Dreams are part of the mix, to be sure. Anything that recycles or goes over an idea until it coheres is helpful. They’re not the most important thing because they’re irregular and for some reason I don’t always remember them. I can do the self-hypnotizing thing and try to remember them, and that works, but it’s not the most reliable thing I can do.

For me – and I’ve been struggling with how to tell you this – developing a notion into an Idea is kind of mystical. I know, it’s not all that helpful. Being truthful, going back to the Idea Still, it really is a mystery to me how an Idea gets turned into a story. It’s one part Interest, one part Need and who knows what else. What I can and will share with you below (and this is my fourth attempt at quantifying all this) are two things that I do to facilitate the mystical process.

WRITE IT DOWN

Easiest thing in the world to do, just put pen to paper and throw down whatever’s coming to me. I’ve got notebooks and scraps of paper everywhere. The best one is a spiral notebook divided into three sections of about sixty pages each and it’s half full of scribblings about this and that. When I use one of the ideas or notions there, I cross it off.

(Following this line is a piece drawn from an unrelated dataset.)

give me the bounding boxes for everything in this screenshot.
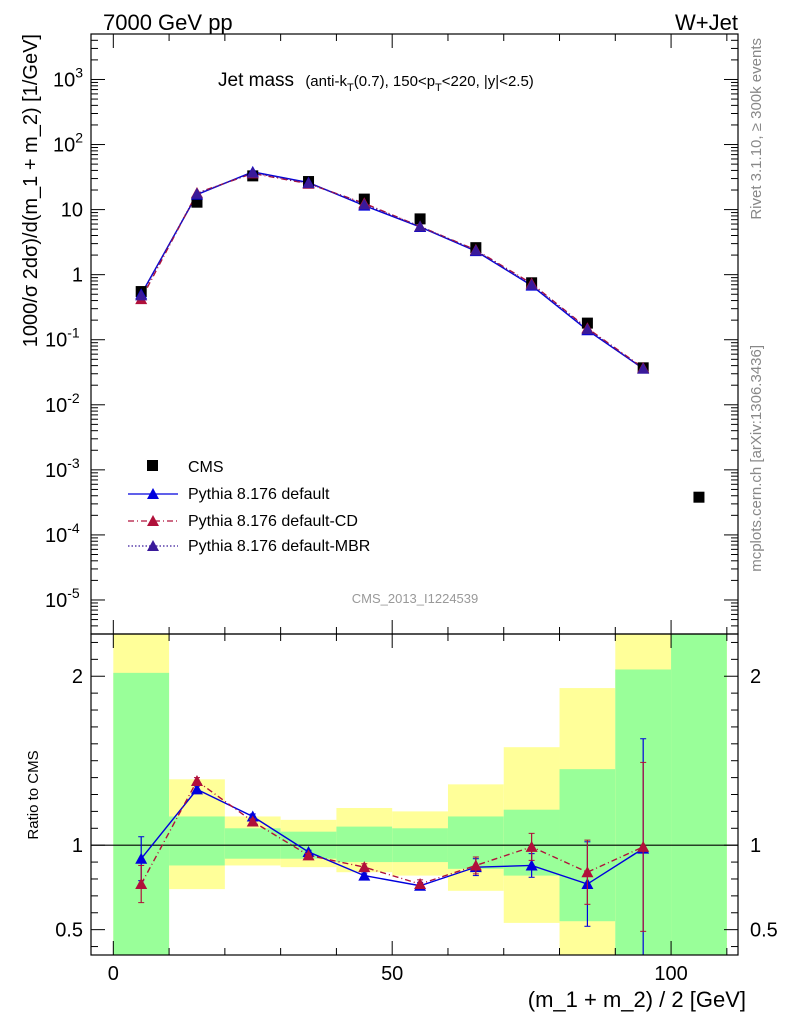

Writing things down solidifies them in my mind. I’ve got so many things vying for my attention in my head that if I tried to hold on to things in there alone I wouldn’t be able to access them. I know some writers can do that, I can’t. I have to write things down.

WALK IT OUT

The best thing I can do for my writing is to exercise on a regular basis. My favorite thing to do is take a three-mile powerwalk first thing in the morning before the chickens are up. That part of the day where the city is just waking up and the possibilities of the day are endless is where I get a good chunk of thinking done. I often come home from that walk with an insight into the story I’m working on. I’ve solved plot problems, work problems and any number of other things on that walk.

I can’t emphasize enough how important exercise is to a writer. You have to move your body to stimulate your mind. It’s science, look it up. The data is there.

It’s difficult to synthesize what I do into five or six hundred words. I hope that the more I think about it, the more I walk it out, I’ll be able to give a more concise and satisfying answer. Maybe not though. Perhaps it’s best that some things are more mysterious than others, yeah?

Jason Arnett is a storyteller living in Kansas and writing in the plains of the fantastic. Some of his work can be found at www.jasonarnett.com

2 Comments

  • Nancy Cayton Myers says:

    So true about exercise! I don’t think I’ve ever taken that into account in terms of the writing. But after coming off a truly bad sick spell and not being able to (either one!), I see how much it really does feed so much in life, how it’s all connected; more than we can even know…

  • Ted Boone says:

    I agree that simple exercise is great for generating ideas. The more mindless the activity the better, as far as I’m concerned.